The reconstructed fort is in Winnipeg’s french-speaking quarter of St. Boniface, and as I walked through its grounds, I heard French language songs and saw people wearing ‘ceinture fléchée’ — the arrow-patterned sashes that the French-Canadians traditionally wore in the 1800s. I love to step back in time at a ‘living history’ museum where the staff dress in the authentic clothes of the period and interact with you as though they really are from that era. Fort Gibraltar recreates life along the Red River in 1815 at the height of the fur trade. While you’re at the fort you get to meet the people who lived and worked there at that time, from an authentic blacksmith’s forge to a stacked-high busy trading post.
Inside the fort there was a teepee where I met Steve Greyeyes. As he stirred a steaming pot of pea soup over a roaring fire, he talked to me about the life of the Aboriginal peoples who lived and traded along the Red River route. He explained the great cultural exchange that happened when the French fur traders arrived, “We took on their culture fast, from smoking imported tobacco to using pans to cook with,” he added “but they took our ways too, they wore our clothing for warmth and made scaled up models of our native birch bark canoes to travel across the country.”

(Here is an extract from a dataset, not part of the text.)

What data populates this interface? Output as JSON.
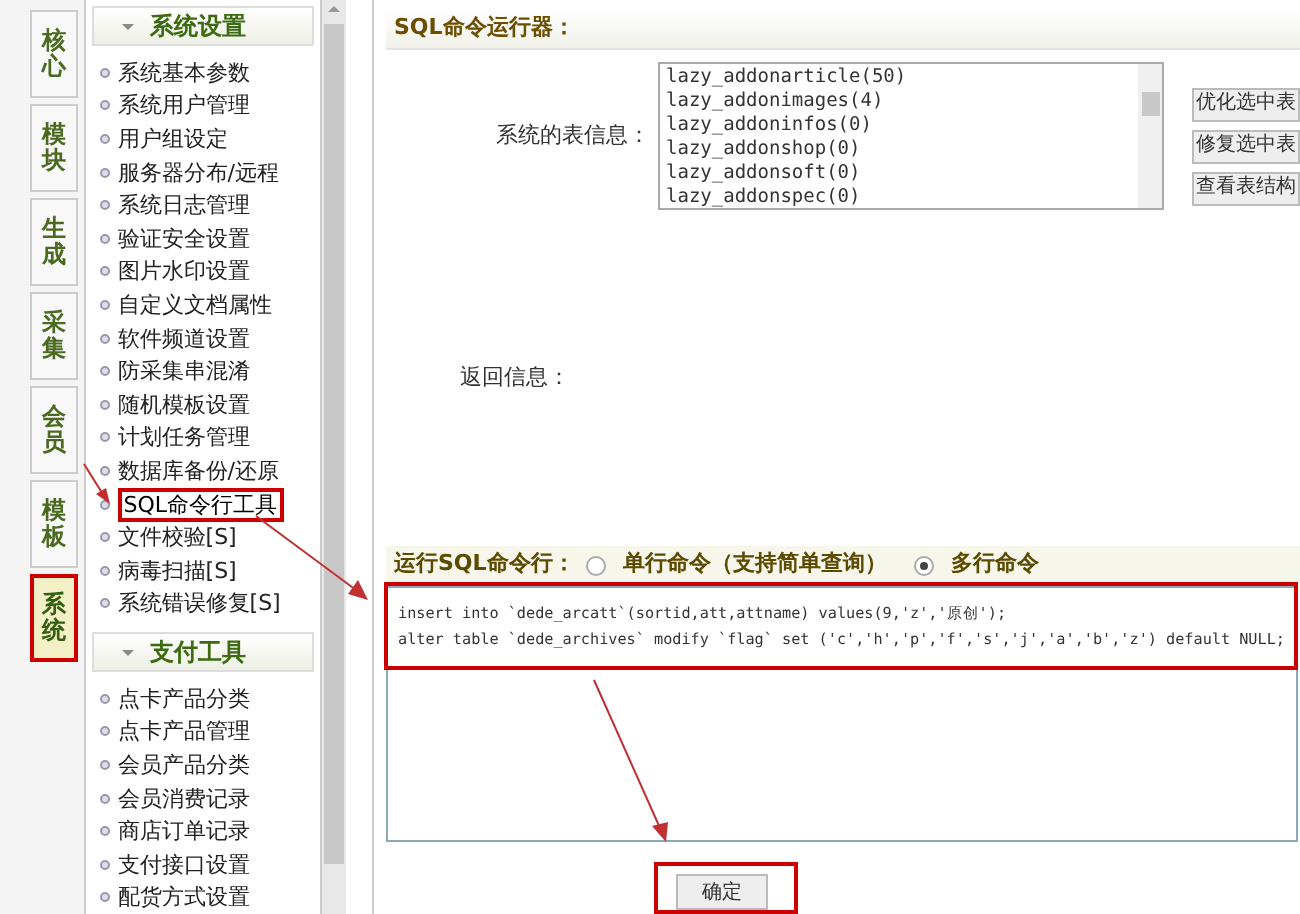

I explored the rest of the grounds, as the icy wind whipped my skin scarlet. I snuggled into my Canada Goose parka and pulled my scarf across my face. I tried to imagine existing in these conditions without the benefits of modern life— no hot water, no electricity, no central heating, and no down-stuffed winter coat and mittens. They were made of hardy stuff, these voyageurs, just one afternoon walking in their footsteps was enough for me, but how fascinating to be able to take a peep at what their lives must have been like.